Sitting the baby this weekend, I remembered a rather cruel experiment from freshman psychology: baby monkeys were placed in cages with two surrogate monkey mothers (wire frames and stylized heads with crude monkey faces). One monkey mother was just the bare wire frame and face, but contained a bottle of milk; the other lacked the milk but was covered with a soft fabric. The baby monkeys stayed at the bottle mother just long enough to feed, then immediately rushed to and clung to the cloth-covered monkey mother, showing "the primacy of nurture to sustenance". This recollection gave me new appreciation for the phrase "warm fuzzies" as I watched Abby become frantic when separated for even minutes from her "B", a small teddy-bear head attached to two square feet of blanket. Do we outgrow these needs for soft contact, for security? What form do the objects of these needs for comfort take as adults, I wonder?

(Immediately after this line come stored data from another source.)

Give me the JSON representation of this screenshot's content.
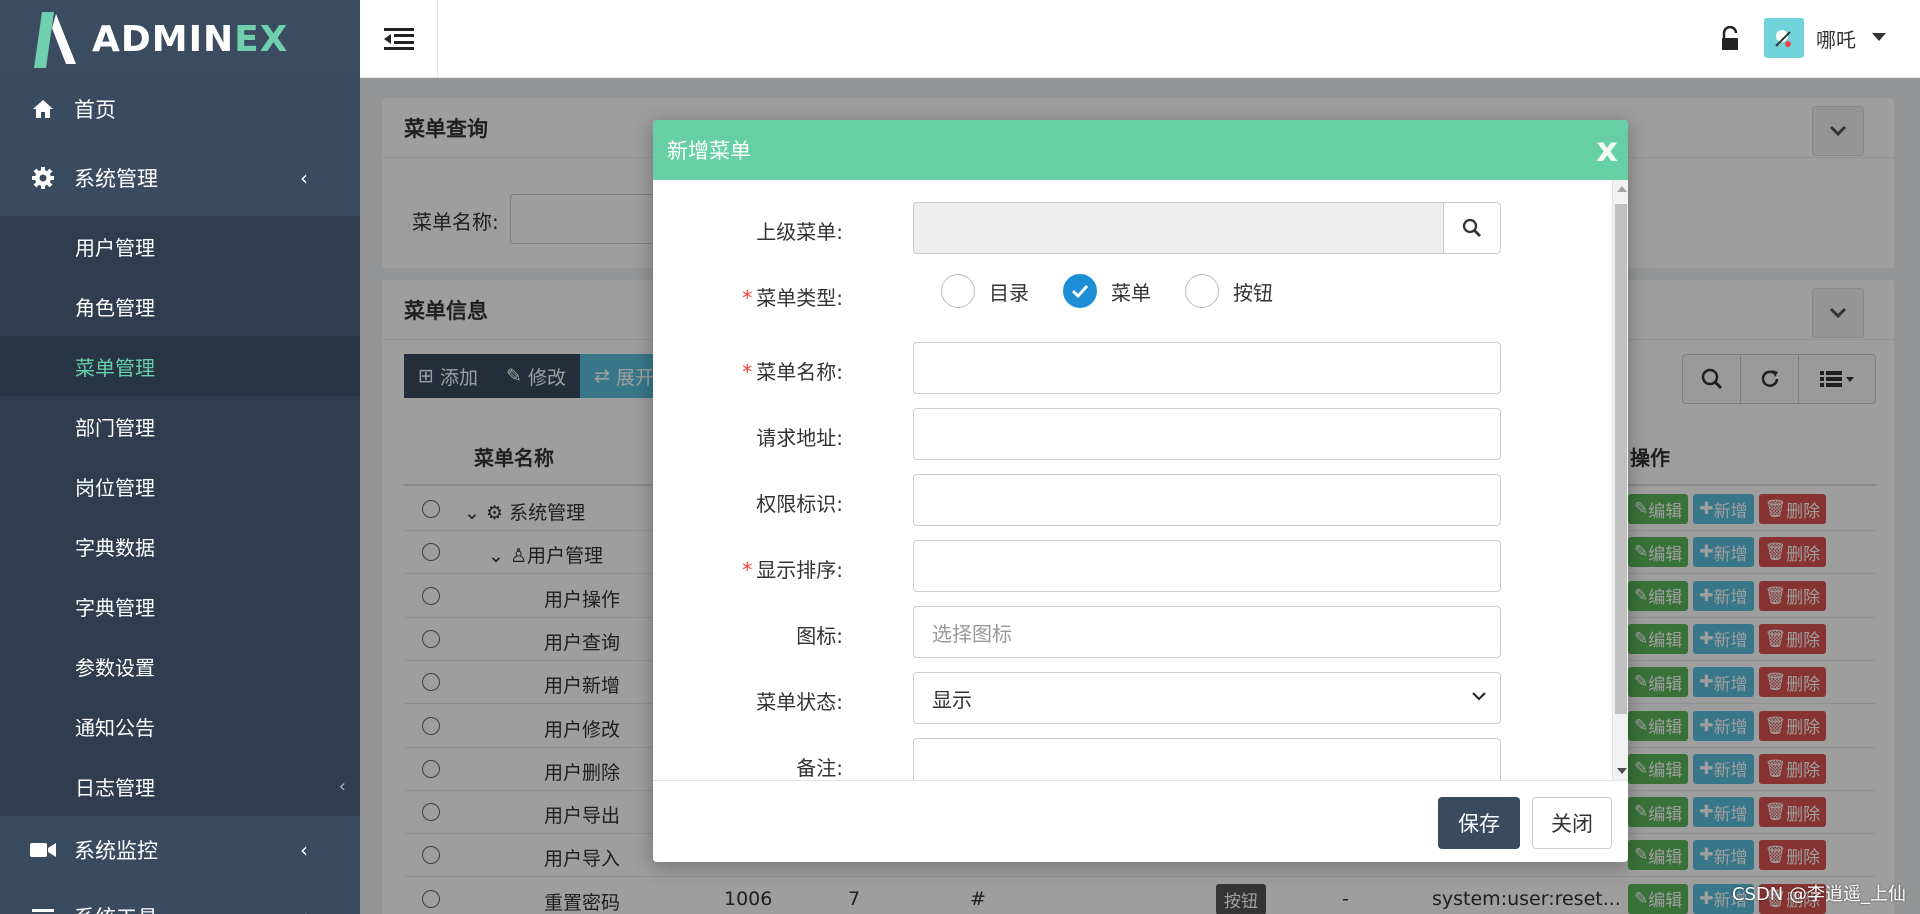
{
  "brand": {
    "logo_main": "ADMIN",
    "logo_accent": "EX"
  },
  "sidebar": {
    "items": [
      {
        "label": "首页",
        "icon": "home-icon"
      },
      {
        "label": "系统管理",
        "icon": "gear-icon"
      },
      {
        "label": "系统监控",
        "icon": "video-icon"
      },
      {
        "label": "系统工具",
        "icon": "bars-icon"
      }
    ],
    "sub_items": [
      "用户管理",
      "角色管理",
      "菜单管理",
      "部门管理",
      "岗位管理",
      "字典数据",
      "字典管理",
      "参数设置",
      "通知公告",
      "日志管理"
    ],
    "active_sub": "菜单管理"
  },
  "topbar": {
    "username": "哪吒"
  },
  "query_panel": {
    "title": "菜单查询",
    "search_label": "菜单名称:"
  },
  "info_panel": {
    "title": "菜单信息",
    "toolbar": {
      "add": "添加",
      "edit": "修改",
      "expand": "展开"
    },
    "columns": {
      "name": "菜单名称",
      "ops": "操作"
    },
    "rows": [
      {
        "name": "系统管理"
      },
      {
        "name": "用户管理"
      },
      {
        "name": "用户操作"
      },
      {
        "name": "用户查询"
      },
      {
        "name": "用户新增"
      },
      {
        "name": "用户修改"
      },
      {
        "name": "用户删除"
      },
      {
        "name": "用户导出"
      },
      {
        "name": "用户导入"
      },
      {
        "name": "重置密码",
        "id": "1006",
        "order": "7",
        "url": "#",
        "type": "按钮",
        "visible": "-",
        "perm": "system:user:reset..."
      }
    ],
    "op_labels": {
      "edit": "编辑",
      "add": "新增",
      "del": "删除"
    }
  },
  "modal": {
    "title": "新增菜单",
    "close_glyph": "x",
    "fields": {
      "parent_label": "上级菜单:",
      "type_label": "菜单类型:",
      "type_options": [
        "目录",
        "菜单",
        "按钮"
      ],
      "type_selected": "菜单",
      "name_label": "菜单名称:",
      "url_label": "请求地址:",
      "perm_label": "权限标识:",
      "order_label": "显示排序:",
      "icon_label": "图标:",
      "icon_placeholder": "选择图标",
      "status_label": "菜单状态:",
      "status_value": "显示",
      "remark_label": "备注:"
    },
    "buttons": {
      "save": "保存",
      "close": "关闭"
    }
  },
  "watermark": "CSDN @李逍遥_上仙",
  "colors": {
    "accent": "#67cfa5",
    "sidebar": "#3a4b5f",
    "check": "#1b8ed6"
  }
}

Ignorant of the principles of physics, a large dog and a small child will always attempt to occupy the same place at the same time.

If the sipee-cup contains milk, the child will want juice, and conversely.

Minding the toddler is a 25-7 proposition. What is the negative of 'spare time'?

Toddler gives off a sticky emanation that eventually covers all munchkin-accessible surfaces. Theory holds that this is a method of insuring that baby does not miss one square inch in her exploration. If it is not sticky, she has not yet investigated that particular square of floor, desk, wall or cabinet. Buster has a similar mechanism having to do with the uniform propagation of dog hair. Isn't nature wonderful?

Molehills are mountains to a toddler whose step length is a mere 4 inches and balance while standing and walking still requires a wide-based gait (this waddling manner of walking is aided considerably by the presence of the bulky diaper twixt the thighs. You try walking normally with that Wall Street Journal down there). Expect a face-plant approximately every 30 feet on soft and irregular pasture, more often if Buster is with us. Also, when stopping at the edge of the water to throw rocks in the creek, one trip will go two steps beyond the edge of the water. It's just a matter of time.

The harder you work to tire them out so that you can get a nap, the less energy you will have left to deal with the energizing effects your efforts have on them.

Posted by fred1st at November 4, 2002 05:18 AM

You forgot the important part of the diaper SOME point, that baby's gonna need to go...and chances are it'll happen in a place YOU can't get to or on something that can't be cleaned.

Posted by: Da Goddess at November 5, 2002 01:14 AM

Stepping on Fisher-Price toys? Hey bud, wait 'til she graduates to Legos. You don't know the meaning of pain until you've stepped on a Lego in a dark room.